Looking at my Manual J, it says 1700 BTU of latent on the design day. So that's about 4250 Btu, which equates to 142 CFM. Which is kind of in the ballpark.
I'm going to show my ignorance here...I am not sure what you are basing your numbers on. Does 142 CFM mean that an ERV can provide sensible cooling with a water to air radiator in the ducting? I obviously need to do more homework but is a variable speed ERV an option or would the optimal (for fresh air ventilation) ducting size be to big if it supported cooling and too small if just for ventilation? Thanks for your detailed response.
The ERV is trying to replace indoor air with outdoor air that has been conditioned to the same temperature and humidity. It won't be completely successful, so if it's hot and humid outside the replacement air will be somewhat hotter and more humid than the air it replaces.
In order to dehumidify the interior, you need to be introducing air that is quite a bit drier than the interior air. My example of 142 CFM assumes that the air you're introducing has a dewpoint of 40F. The air coming out of the ERV isn't going to have a dewpoint that low. The simplest way to achieve that dewpoint is to cool the air to 40F.
Now, what if introducing air at 40F makes the house colder than you want? That means you don't need any cooling, and the reason you are trying to dehumidify the house is so that you can run the hydronic cooling without condensation, and if you don't need cooling that need goes away.
So basically you need some sort of cooling coil in the ERV. More important, you need some sort of control mechanism that looks at how much cooling you need. If you need just a little it fires up the fan in the ERV and the cooling coil. If you need a lot it checks the interior humidity, makes sure it's low enough, and then sends cold water to your hydronic emitters.
A couple of points:
1. This control mechanism does not exist as far as I know as an off-the-shelf product. There are multi-stage, humidity-sensing thermostats available, and you might be able to cobble something together with one of them and some relays. In my own home I built such a controller from a microprocessor, temperature and humidity sensors and some relays, but I'm a skilled programmer and it's a work in progress. I'm also a bit of a mad scientist.
2. The cooling coil in the ERV duct needs to be colder than the water in the hydronic system. Probably by about 15 degrees. If you're thinking of using water in the ERV coil you need to have some way of splitting the circuit into two different temperature loops.

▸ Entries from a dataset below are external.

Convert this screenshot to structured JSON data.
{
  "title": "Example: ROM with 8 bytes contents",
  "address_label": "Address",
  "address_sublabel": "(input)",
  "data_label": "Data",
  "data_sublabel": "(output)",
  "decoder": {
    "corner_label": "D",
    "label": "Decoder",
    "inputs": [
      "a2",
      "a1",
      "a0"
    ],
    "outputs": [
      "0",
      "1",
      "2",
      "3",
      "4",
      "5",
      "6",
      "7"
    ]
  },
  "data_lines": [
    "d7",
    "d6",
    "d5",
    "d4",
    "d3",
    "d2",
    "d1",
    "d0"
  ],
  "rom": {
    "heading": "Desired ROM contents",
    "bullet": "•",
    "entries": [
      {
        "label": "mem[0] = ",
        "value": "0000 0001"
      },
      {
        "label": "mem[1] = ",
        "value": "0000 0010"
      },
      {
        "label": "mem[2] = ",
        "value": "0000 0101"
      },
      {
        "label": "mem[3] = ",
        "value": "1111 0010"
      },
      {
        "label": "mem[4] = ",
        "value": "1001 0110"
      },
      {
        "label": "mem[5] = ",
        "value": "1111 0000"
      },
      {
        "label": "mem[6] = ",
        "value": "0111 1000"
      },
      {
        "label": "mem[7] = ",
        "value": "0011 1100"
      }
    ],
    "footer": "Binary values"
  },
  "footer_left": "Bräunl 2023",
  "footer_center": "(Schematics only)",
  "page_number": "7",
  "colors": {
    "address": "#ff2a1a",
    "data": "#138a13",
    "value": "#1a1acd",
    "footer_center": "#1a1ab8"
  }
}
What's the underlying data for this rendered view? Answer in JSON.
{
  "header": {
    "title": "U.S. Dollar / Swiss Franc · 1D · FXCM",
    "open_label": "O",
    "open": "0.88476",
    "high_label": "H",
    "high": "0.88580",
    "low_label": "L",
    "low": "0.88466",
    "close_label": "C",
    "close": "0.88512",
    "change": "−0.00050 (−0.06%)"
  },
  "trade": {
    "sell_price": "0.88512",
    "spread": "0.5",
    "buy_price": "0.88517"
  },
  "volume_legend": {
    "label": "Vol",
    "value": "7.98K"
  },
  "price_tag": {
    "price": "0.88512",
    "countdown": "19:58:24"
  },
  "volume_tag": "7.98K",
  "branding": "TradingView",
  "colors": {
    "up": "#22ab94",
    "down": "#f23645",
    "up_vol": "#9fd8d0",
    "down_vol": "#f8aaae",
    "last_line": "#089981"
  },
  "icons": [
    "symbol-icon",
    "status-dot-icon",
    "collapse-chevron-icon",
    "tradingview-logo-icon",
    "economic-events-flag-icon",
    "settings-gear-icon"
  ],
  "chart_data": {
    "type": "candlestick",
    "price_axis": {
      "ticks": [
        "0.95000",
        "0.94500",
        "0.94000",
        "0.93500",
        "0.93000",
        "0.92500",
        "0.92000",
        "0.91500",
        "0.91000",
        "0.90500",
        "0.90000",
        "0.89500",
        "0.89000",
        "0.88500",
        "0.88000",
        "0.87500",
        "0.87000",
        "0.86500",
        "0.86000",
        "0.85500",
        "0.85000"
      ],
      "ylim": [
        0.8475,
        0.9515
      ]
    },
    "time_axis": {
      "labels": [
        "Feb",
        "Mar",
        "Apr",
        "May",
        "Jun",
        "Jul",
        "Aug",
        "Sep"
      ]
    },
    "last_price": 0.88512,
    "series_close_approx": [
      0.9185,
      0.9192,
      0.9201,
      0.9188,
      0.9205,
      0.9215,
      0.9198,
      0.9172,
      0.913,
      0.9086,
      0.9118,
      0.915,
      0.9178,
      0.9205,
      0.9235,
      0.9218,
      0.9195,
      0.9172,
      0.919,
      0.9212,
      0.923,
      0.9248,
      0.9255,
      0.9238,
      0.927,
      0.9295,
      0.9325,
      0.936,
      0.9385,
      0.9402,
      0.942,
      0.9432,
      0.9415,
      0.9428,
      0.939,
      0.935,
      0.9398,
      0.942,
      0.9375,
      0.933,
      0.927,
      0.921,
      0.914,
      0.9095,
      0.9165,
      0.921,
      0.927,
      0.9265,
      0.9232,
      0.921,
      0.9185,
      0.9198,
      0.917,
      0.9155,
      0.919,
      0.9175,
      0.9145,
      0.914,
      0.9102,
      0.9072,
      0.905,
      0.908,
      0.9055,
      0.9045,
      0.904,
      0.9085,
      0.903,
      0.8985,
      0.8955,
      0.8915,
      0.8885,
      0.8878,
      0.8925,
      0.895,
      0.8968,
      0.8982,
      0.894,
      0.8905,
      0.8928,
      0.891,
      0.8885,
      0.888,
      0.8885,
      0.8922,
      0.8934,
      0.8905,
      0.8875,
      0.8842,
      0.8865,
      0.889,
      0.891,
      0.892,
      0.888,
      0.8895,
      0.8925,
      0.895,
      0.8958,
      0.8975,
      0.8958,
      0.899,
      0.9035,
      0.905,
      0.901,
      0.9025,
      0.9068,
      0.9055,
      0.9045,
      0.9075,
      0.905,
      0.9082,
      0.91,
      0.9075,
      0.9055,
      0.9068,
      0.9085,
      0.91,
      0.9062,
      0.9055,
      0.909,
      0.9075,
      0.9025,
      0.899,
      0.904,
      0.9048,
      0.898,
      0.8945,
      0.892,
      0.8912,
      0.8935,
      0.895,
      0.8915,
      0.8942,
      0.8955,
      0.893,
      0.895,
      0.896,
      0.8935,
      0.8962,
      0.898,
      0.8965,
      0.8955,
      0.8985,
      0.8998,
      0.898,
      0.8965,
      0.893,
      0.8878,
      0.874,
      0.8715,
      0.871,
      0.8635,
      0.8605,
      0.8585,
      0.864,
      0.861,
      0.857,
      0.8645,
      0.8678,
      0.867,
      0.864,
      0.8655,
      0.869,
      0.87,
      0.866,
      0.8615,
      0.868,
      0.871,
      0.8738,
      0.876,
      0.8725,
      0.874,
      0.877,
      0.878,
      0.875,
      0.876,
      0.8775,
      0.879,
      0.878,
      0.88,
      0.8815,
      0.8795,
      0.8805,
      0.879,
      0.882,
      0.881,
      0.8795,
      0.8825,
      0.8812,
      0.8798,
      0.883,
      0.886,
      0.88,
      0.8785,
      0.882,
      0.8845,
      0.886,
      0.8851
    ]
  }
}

3. There might be a failure scenario where the ERV duct is never able to dehumidify the house enough so the rest of the cooling system never kicks on. Even though you have ample cooling capacity it never gets used and you're hot and uncomfortable.
In the BS&Beer video, Siegenthaler recommends using an air handler unit like one of these for primary cooling and dehumidification:
https://www.chiltrix.com/chiller-fan-coil.html
(That same CXI unit is sold under a number of brands, and there are other similar models available)
That's what I have in my house.
I watched the BS & Beer episode. A couple of interesting take-aways. First, according to Siegenthaler air-to-water heat pumps are now outselling boilers in Germany and in China over two million a year are being installed. Maybe we'll be seeing some of that technology on our shores some day.
Siggy lost me though when he started talking about the "thermal mass" in concrete floors. Do the math, John!